In a second quarter earnings call, Disney CEO Bob Chapek revealed that earnings came in stronger than anticipated for the fiscal period that ended on April 3, with most divisions, including theme parks, outperforming expectations. Yet despite this good news, the stock tumbled more than 4% in after-hours trading on Thursday.
Why? Because one key sector underperformed forecasts by an alarming degree: Disney+’s subscription rate.
Chapek announced that the service currently claims 103.6 million paid subscribers. Given that the platform had already crossed the 100 million mark by March, analysts had expected that number to be closer to 109 million.
Chief Financial Officer Christine McCarthy said that estimate was always overly optimistic and stressed that the company hit its internal goal of 100 million subscribers for the period. “We reached that milestone in early March, so we added subs at a faster pace in the last month of the second quarter than we did in the first two months,” McCarthy told investors, adding, “and that was despite no major market launches, a price increase in [Europe, the Middle East, and Africa], and a domestic price increase per the end of the quarter.”
But Disney’s current trading price suggests Wall Street isn’t buying the spin.
The streaming service’s numbers look particularly bad considering it costs much less than its competitors. Disney+ charges $7.99 a month compared to Netflix’s $13.99 and HBO Max’s $14.99 for a plan with equivalent features.
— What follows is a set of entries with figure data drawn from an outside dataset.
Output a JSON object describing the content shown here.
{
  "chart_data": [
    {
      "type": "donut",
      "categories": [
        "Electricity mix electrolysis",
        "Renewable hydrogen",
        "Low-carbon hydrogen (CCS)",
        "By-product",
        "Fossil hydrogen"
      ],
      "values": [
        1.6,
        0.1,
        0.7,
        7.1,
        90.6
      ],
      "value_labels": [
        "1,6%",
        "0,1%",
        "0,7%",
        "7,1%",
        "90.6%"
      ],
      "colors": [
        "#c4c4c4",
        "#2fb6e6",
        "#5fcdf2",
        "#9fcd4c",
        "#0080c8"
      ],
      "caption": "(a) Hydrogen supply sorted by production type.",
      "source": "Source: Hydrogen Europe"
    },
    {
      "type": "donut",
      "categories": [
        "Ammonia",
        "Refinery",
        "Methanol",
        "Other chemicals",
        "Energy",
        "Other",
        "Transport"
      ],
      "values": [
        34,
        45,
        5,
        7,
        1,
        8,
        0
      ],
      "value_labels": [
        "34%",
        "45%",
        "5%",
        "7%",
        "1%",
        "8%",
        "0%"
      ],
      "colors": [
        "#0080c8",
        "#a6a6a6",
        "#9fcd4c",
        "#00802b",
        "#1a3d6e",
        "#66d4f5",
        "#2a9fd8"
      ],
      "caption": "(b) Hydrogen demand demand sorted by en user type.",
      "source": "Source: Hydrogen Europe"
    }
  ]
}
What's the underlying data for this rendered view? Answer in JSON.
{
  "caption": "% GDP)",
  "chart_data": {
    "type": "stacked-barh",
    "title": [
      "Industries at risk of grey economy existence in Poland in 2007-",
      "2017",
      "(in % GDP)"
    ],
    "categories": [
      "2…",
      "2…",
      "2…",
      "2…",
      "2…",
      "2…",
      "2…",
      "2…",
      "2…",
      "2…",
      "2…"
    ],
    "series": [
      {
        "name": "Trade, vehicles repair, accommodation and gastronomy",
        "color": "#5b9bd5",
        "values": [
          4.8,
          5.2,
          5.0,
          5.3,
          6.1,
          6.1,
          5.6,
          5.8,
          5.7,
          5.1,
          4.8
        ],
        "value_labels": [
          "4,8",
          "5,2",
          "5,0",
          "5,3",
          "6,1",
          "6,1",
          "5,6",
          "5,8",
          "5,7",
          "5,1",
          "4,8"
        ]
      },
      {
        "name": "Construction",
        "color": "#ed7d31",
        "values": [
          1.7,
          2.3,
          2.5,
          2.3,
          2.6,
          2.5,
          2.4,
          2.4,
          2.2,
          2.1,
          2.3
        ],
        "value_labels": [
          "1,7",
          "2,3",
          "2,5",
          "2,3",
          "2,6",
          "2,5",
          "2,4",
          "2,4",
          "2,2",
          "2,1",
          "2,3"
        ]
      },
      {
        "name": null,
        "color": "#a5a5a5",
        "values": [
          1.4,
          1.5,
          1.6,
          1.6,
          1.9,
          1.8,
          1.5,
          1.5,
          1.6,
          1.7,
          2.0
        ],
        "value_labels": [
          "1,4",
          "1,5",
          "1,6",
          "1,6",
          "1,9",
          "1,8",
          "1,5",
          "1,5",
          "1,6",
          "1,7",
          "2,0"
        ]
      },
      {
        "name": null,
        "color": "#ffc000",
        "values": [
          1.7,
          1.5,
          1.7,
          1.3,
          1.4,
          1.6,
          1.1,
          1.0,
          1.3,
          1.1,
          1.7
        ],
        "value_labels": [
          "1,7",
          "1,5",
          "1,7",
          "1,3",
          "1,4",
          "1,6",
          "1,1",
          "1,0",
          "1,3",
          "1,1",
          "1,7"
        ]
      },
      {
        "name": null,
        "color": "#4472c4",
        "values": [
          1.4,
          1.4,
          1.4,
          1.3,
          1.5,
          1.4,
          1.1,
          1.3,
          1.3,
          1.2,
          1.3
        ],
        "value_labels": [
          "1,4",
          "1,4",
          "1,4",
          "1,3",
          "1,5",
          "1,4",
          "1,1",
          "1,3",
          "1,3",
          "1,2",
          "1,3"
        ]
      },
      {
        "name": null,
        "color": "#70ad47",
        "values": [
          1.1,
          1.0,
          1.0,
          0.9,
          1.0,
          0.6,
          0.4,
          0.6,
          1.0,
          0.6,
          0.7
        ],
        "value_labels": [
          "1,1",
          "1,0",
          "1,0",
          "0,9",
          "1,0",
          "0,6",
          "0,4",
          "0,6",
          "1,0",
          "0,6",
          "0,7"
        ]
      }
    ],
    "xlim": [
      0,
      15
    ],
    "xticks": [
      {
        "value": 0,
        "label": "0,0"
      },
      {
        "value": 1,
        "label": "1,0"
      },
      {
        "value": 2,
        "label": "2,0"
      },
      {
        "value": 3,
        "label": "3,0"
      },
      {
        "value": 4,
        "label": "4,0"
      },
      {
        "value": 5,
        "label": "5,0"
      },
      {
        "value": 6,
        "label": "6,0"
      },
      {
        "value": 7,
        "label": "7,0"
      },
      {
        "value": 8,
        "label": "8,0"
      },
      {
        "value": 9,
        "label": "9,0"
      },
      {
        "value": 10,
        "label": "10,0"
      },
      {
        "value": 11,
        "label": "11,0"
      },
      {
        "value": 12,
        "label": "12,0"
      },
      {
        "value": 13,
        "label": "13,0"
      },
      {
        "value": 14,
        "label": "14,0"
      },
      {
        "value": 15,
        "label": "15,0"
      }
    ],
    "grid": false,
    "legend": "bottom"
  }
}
Investors are also likely factoring that this period saw the launch of the first two series in Disney’s massive Marvel brand — “WandaVision” and “Falcon and the Winter Soldier” — and then failed to draw a significant number of new viewers.
Financial news outlets like Market Watch and Investor’s Business Daily aren’t tying the lower-than-expected subscription rate to the company’s decision to fire popular “Mandalorian” actress Gina Carano in February for her conservative views. But they offer little explanation for why the service underperformed forecasts so significantly for the last quarter.
Back in January, Disney+ looked set to become a subscription juggernaut, with “The Mandalorian” handing the platform its first major win over giant Netflix when it overtook “The Office” as streaming’s top-viewed series. But that was before Carano’s ouster sent #CancelDisneyPlus trending on Twitter and other social media platforms.
The strong fan reaction reportedly took Chapek by surprise — so much so, he addressed the matter during a shareholder’s meeting in early March. Asked if Disney plans to employ a “black list” to punish conservative performers, the CEO insisted the company isn’t Right-leaning or Left-leaning, but stands for the “universal values of respect, values of decency, values of integrity, and values of inclusion.”
It also probably didn’t help matters that Disney was hit with another political scandal just before the second quarter earnings call when insiders leaked the company’s antiracism training program to journalist Christopher Rufo.
It would be hard to overestimate just how crucial a role the Walt Disney Co. expects Disney+ to play in its future profitability, but a research note analysts MoffettNathanson sent to Fast Company on Friday summarizes the situation well: “Previous [key performance indicators] that would swing the stock in years past like ESPN-affiliate fees, domestic-park profitability or global box office are accidental details in a market that is laser focused on Disney’s direct-to-consumer pivot,” the financial firm stated.
The future of Disney’s success depends on Disney+’s success. So they might want to give the next conservative actress a break.
The views expressed in this piece are the author’s own and do not necessarily represent those of The Daily Wire.